This site may earn affiliate commissions from the links on this page. Terms of use.

Ever since Nvidia revealed its Drive PX 2 platform, in that location'due south been speculation and curiosity almost what kind of SoC might power the deep learning solution. Nvidia has pivoted away from the smartphone, tablet, and handheld market place and instead designed its next-generation SoC for cocky-driving cars and deep learning applications.

Parker is built on two Denver ii.0 CPU cores and a cluster of iv Cortex-A57 ARM CPU cores. The GeForce GPU is a 256-core GPU, maybe in a 256:16:16 configuration (that's cores, texture mapping units, and ROPs). Clock speed is unknown, but Nvidia claims the flake provides upward to 1.5TFLOPS of processing ability in FP16 workloads (the older Maxwell-based Tegra X1 was capable of 1TFLOPS of FP16 performance.)

22-Parker_diagram-1

The CPU arrangement is unusual, but Nvidia hasn't revealed details on how Denver 2.0 differs from 1.0 and the high-level overview the company provided doesn't give us much to go on. The original Denver CPU was a very wide, in-order superscalar core with the power to execute upwardly to vii instructions per clock bicycle, large L1 caches, and the ability to translate ARM code into its own native format for execution. Denver 1.0 also included an ARM-compatible decoder that immune the chip to schedule and execute native ARM code, though information technology's not articulate if Denver 2.0 is designed to perform this task too. Anandtech has more details on Projection Denver if you're interested in the core. Nosotros know that Denver 2.0 is still a seven-way superscalar compages with a 2MB L2 cache and that it connects to the Cortex-A57 through a proprietary interconnect cloth.

Denver-CPU

This information is from Denver ane.0, but much of it should nevertheless be applicable.

Nvidia's unusual cadre combination could reflect several goals. First, using a quad pair of Cortex-A57 cores could allow the company to assign workloads where it makes the most sense to run them. Some multi-threaded workloads might run better across four Cortex-A57 cores than on a pair of Project Denver cores. It's also possible that the Cortex-A57 cores are there to handle programs that aren't a good fit for the unique Project Denver cadre. The tertiary option is that the Project Denver CPUs are used for specialized application processing, mayhap in concert with the GPU, while the bog-standard ARM cores handle the operating system or other routine tasks.
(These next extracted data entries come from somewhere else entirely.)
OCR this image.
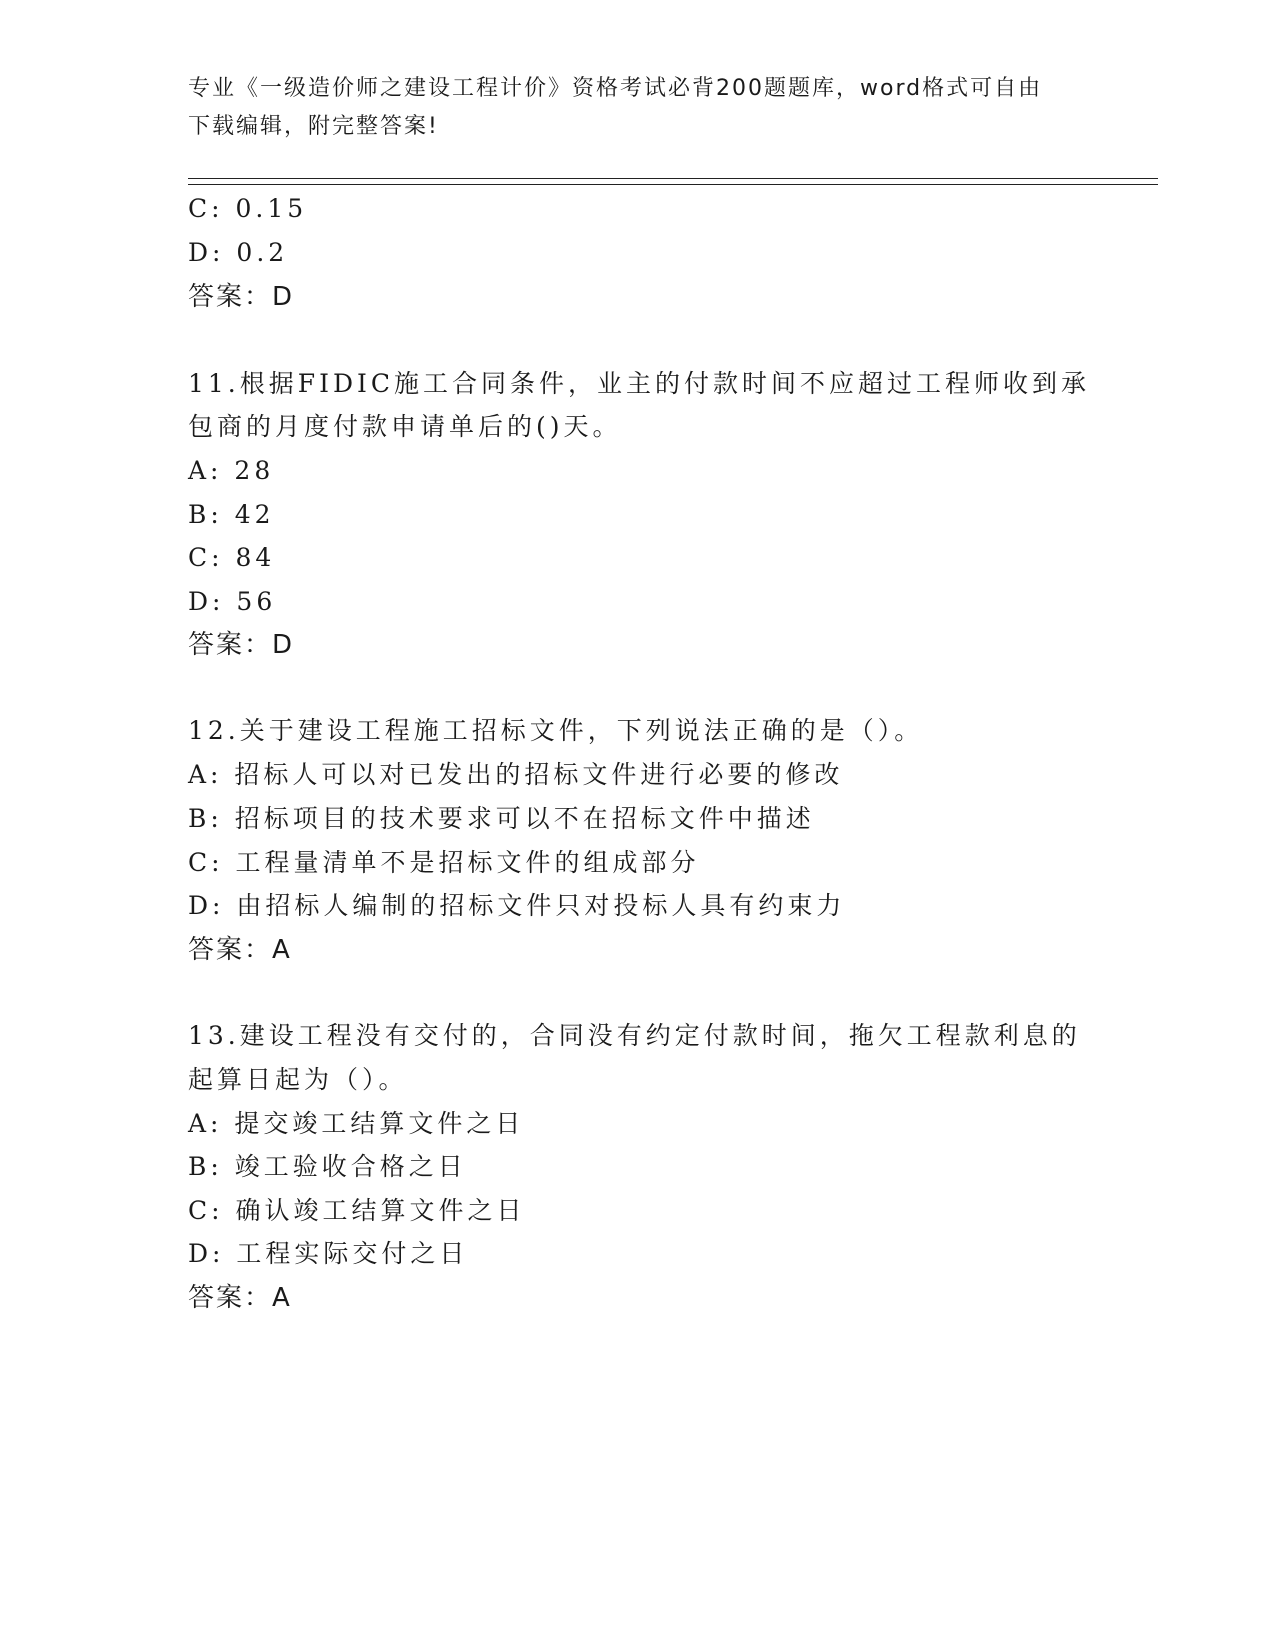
专业《一级造价师之建设工程计价》资格考试必背200题题库，word格式可自由
下载编辑，附完整答案!
C: 0.15
D: 0.2
答案：D
11.根据FIDIC施工合同条件，业主的付款时间不应超过工程师收到承
包商的月度付款申请单后的()天。
A: 28
B: 42
C: 84
D: 56
答案：D
12.关于建设工程施工招标文件，下列说法正确的是（）。
A: 招标人可以对已发出的招标文件进行必要的修改
B: 招标项目的技术要求可以不在招标文件中描述
C: 工程量清单不是招标文件的组成部分
D: 由招标人编制的招标文件只对投标人具有约束力
答案：A
13.建设工程没有交付的，合同没有约定付款时间，拖欠工程款利息的
起算日起为（）。
A: 提交竣工结算文件之日
B: 竣工验收合格之日
C: 确认竣工结算文件之日
D: 工程实际交付之日
答案：A
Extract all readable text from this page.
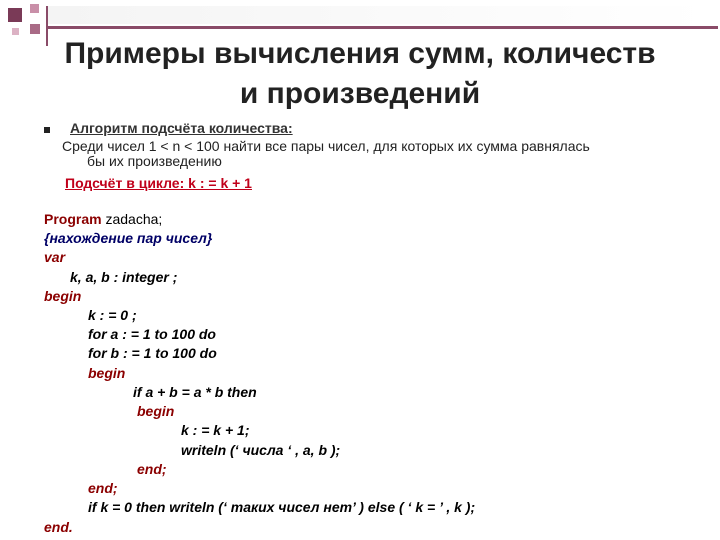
Примеры вычисления сумм, количеств
и произведений
Алгоритм подсчёта количества:
Среди чисел 1 < n < 100 найти все пары чисел, для которых их сумма равнялась
бы их произведению
Подсчёт в цикле: k : = k + 1
Program zadacha;
{нахождение пар чисел}
var
k, a, b : integer ;
begin
k : = 0 ;
for a : = 1 to 100 do
for b : = 1 to 100 do
begin
if a + b = a * b then
begin
k : = k + 1;
writeln (‘ числа ‘ , a, b );
end;
end;
if k = 0 then writeln (‘ таких чисел нет’ ) else ( ‘ k = ’ , k );
end.
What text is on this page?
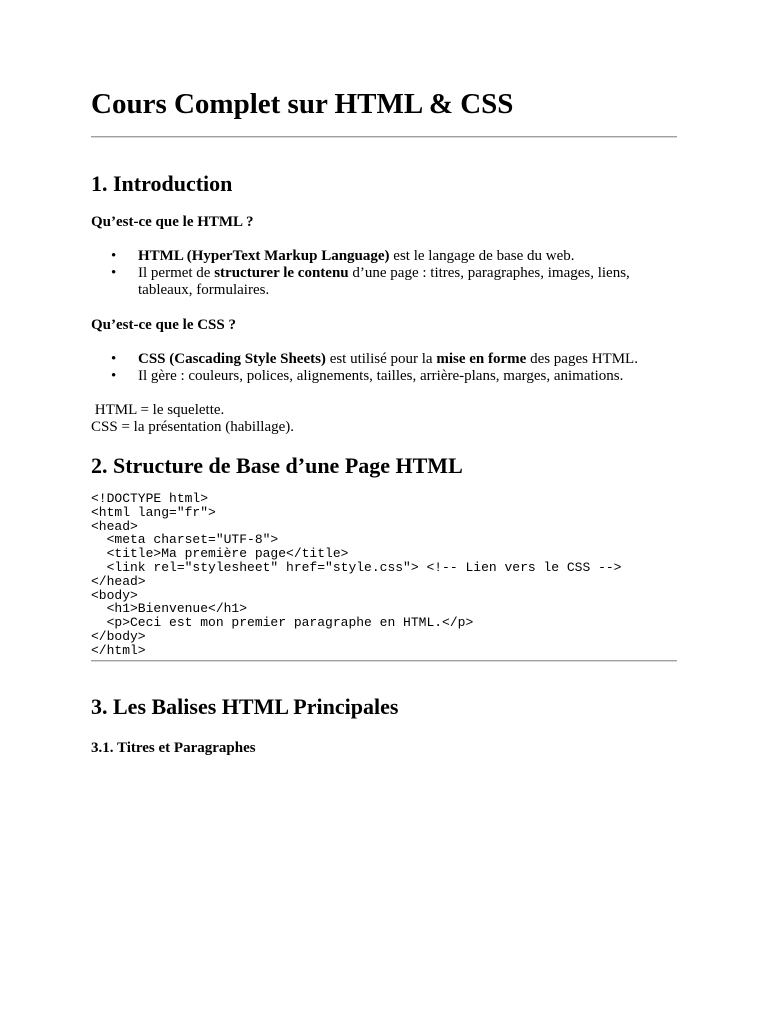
Cours Complet sur HTML & CSS
1. Introduction
Qu’est-ce que le HTML ?
• HTML (HyperText Markup Language) est le langage de base du web.
• Il permet de structurer le contenu d’une page : titres, paragraphes, images, liens, tableaux, formulaires.
Qu’est-ce que le CSS ?
• CSS (Cascading Style Sheets) est utilisé pour la mise en forme des pages HTML.
• Il gère : couleurs, polices, alignements, tailles, arrière-plans, marges, animations.

HTML = le squelette.

CSS = la présentation (habillage).

2. Structure de Base d’une Page HTML
<!DOCTYPE html>
<html lang="fr">
<head>
<meta charset="UTF-8">
<title>Ma première page</title>
<link rel="stylesheet" href="style.css"> <!-- Lien vers le CSS -->
</head>
<body>
<h1>Bienvenue</h1>
<p>Ceci est mon premier paragraphe en HTML.</p>
</body>
</html>
3. Les Balises HTML Principales
3.1. Titres et Paragraphes
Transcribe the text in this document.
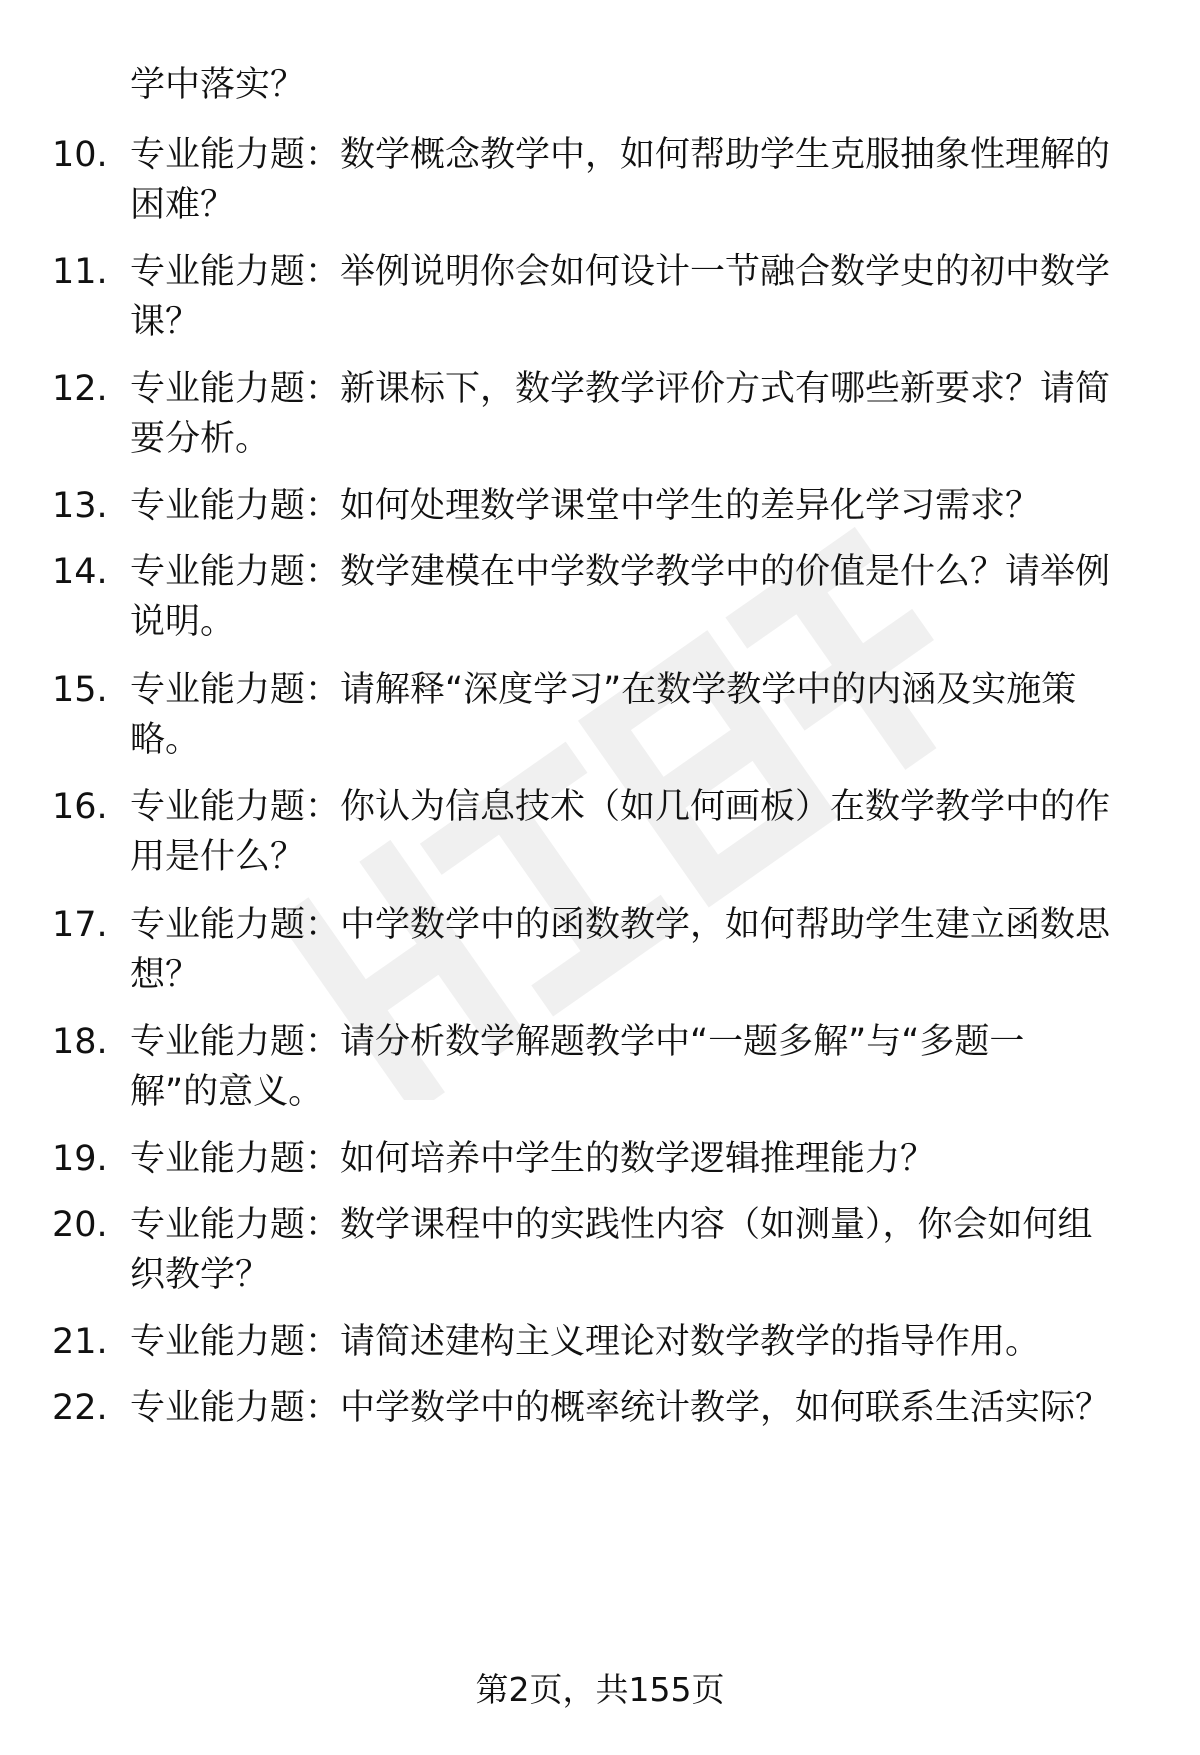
学中落实？
10. 专业能力题：数学概念教学中，如何帮助学生克服抽象性理解的
困难？
11. 专业能力题：举例说明你会如何设计一节融合数学史的初中数学
课？
12. 专业能力题：新课标下，数学教学评价方式有哪些新要求？请简
要分析。
13. 专业能力题：如何处理数学课堂中学生的差异化学习需求？
14. 专业能力题：数学建模在中学数学教学中的价值是什么？请举例
说明。
15. 专业能力题：请解释“深度学习”在数学教学中的内涵及实施策
略。
16. 专业能力题：你认为信息技术（如几何画板）在数学教学中的作
用是什么？
17. 专业能力题：中学数学中的函数教学，如何帮助学生建立函数思
想？
18. 专业能力题：请分析数学解题教学中“一题多解”与“多题一
解”的意义。
19. 专业能力题：如何培养中学生的数学逻辑推理能力？
20. 专业能力题：数学课程中的实践性内容（如测量），你会如何组
织教学？
21. 专业能力题：请简述建构主义理论对数学教学的指导作用。
22. 专业能力题：中学数学中的概率统计教学，如何联系生活实际？
第2页，共155页
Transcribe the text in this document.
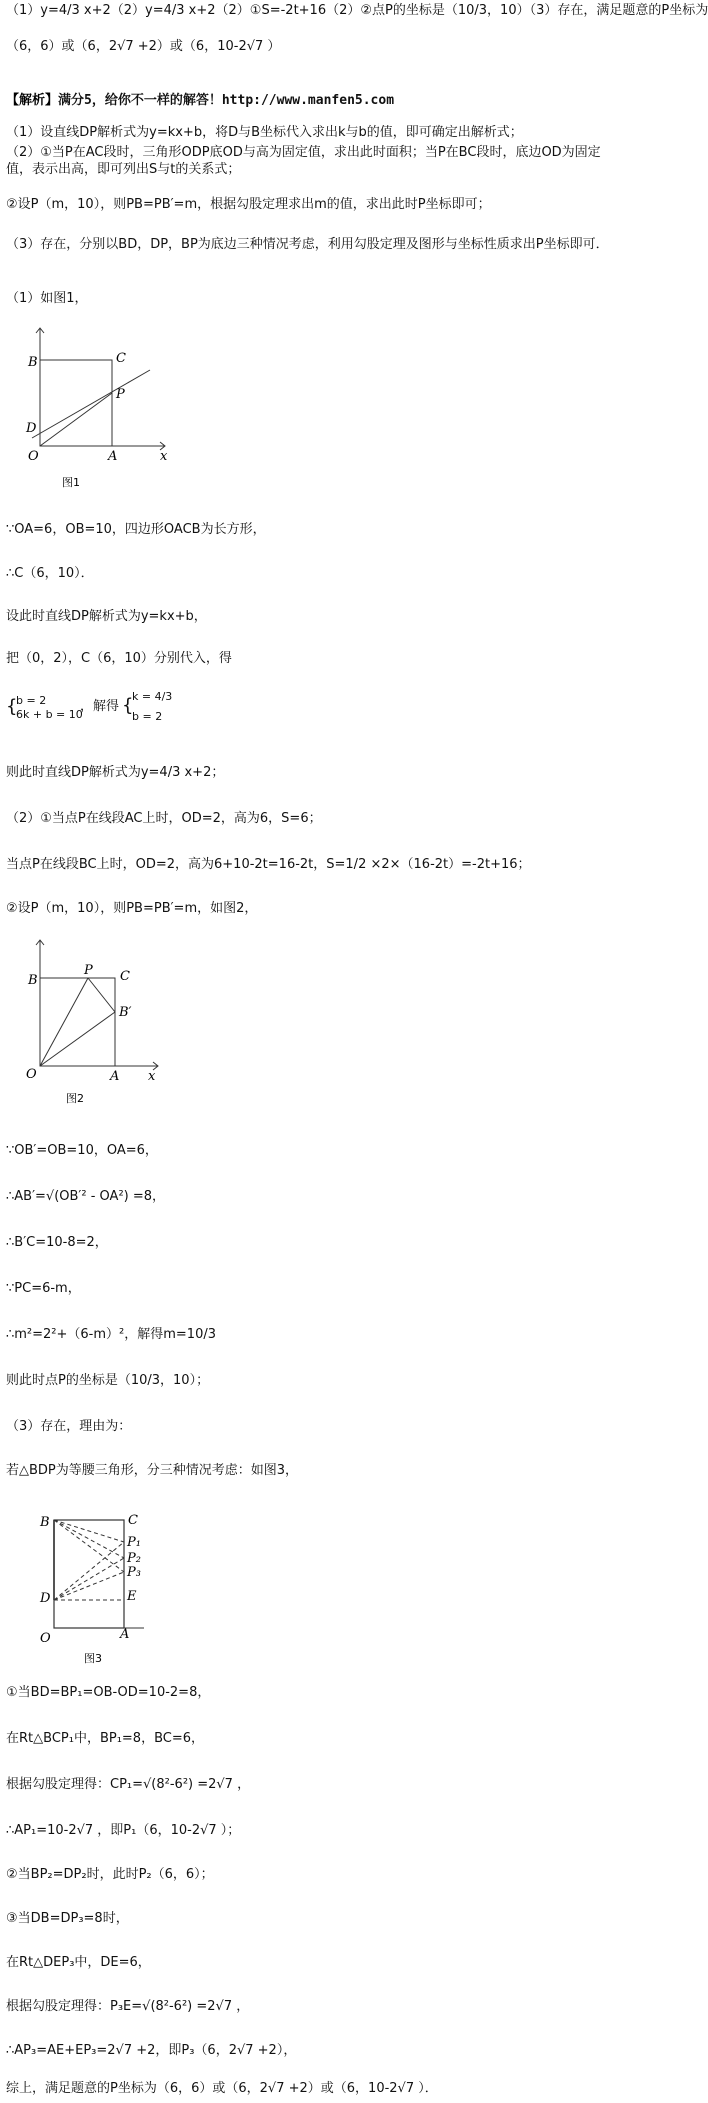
（1）y=4/3 x+2（2）y=4/3 x+2（2）①S=-2t+16（2）②点P的坐标是（10/3，10）（3）存在，满足题意的P坐标为
（6，6）或（6，2√7 +2）或（6，10-2√7 ）
【解析】满分5，给你不一样的解答！http://www.manfen5.com
（1）设直线DP解析式为y=kx+b，将D与B坐标代入求出k与b的值，即可确定出解析式；
（2）①当P在AC段时，三角形ODP底OD与高为固定值，求出此时面积；当P在BC段时，底边OD为固定值，表示出高，即可列出S与t的关系式；
②设P（m，10），则PB=PB′=m，根据勾股定理求出m的值，求出此时P坐标即可；
（3）存在，分别以BD，DP，BP为底边三种情况考虑，利用勾股定理及图形与坐标性质求出P坐标即可．
（1）如图1，
B	C
P
D
O	A	x
图1
∵OA=6，OB=10，四边形OACB为长方形，
∴C（6，10）．
设此时直线DP解析式为y=kx+b，
把（0，2），C（6，10）分别代入，得
{
b = 2
6k + b = 10
，解得 {
k = 4/3
b = 2
则此时直线DP解析式为y=4/3 x+2；
（2）①当点P在线段AC上时，OD=2，高为6，S=6；
当点P在线段BC上时，OD=2，高为6+10-2t=16-2t，S=1/2 ×2×（16-2t）=-2t+16；
②设P（m，10），则PB=PB′=m，如图2，
B
P C
B′
O	A x
图2
∵OB′=OB=10，OA=6，
∴AB′=√(OB′² - OA²) =8，
∴B′C=10-8=2，
∵PC=6-m，
∴m²=2²+（6-m）²，解得m=10/3
则此时点P的坐标是（10/3，10）；
（3）存在，理由为：
若△BDP为等腰三角形，分三种情况考虑：如图3，
B	C
P₁
P₂
P₃
E
D
O	A
图3
①当BD=BP₁=OB-OD=10-2=8，
在Rt△BCP₁中，BP₁=8，BC=6，
根据勾股定理得：CP₁=√(8²-6²) =2√7 ，
∴AP₁=10-2√7 ，即P₁（6，10-2√7 ）；
②当BP₂=DP₂时，此时P₂（6，6）；
③当DB=DP₃=8时，
在Rt△DEP₃中，DE=6，
根据勾股定理得：P₃E=√(8²-6²) =2√7 ，
∴AP₃=AE+EP₃=2√7 +2，即P₃（6，2√7 +2），
综上，满足题意的P坐标为（6，6）或（6，2√7 +2）或（6，10-2√7 ）．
Any self-driving motorcar needs support for cameras and Parker is built to handle decode and encode for 4K streams at 60 FPS. The entire SoC is backed up by a 128-scrap LPDDR4 interface, which is fairly wide — well-nigh SoCs today yet rely on a 64-bit interface. This implies Parker'south memory bandwidth could exist up to 2x college than Maxwell, which used a conventional 64-scrap LPDDR4 interface.

Ever since Nvidia announced Parker, fans of the Nvidia Shield have wondered if the company would bring the platform to a new generation of handheld or goggle box panel. So far, Nvidia has been mum on this betoken.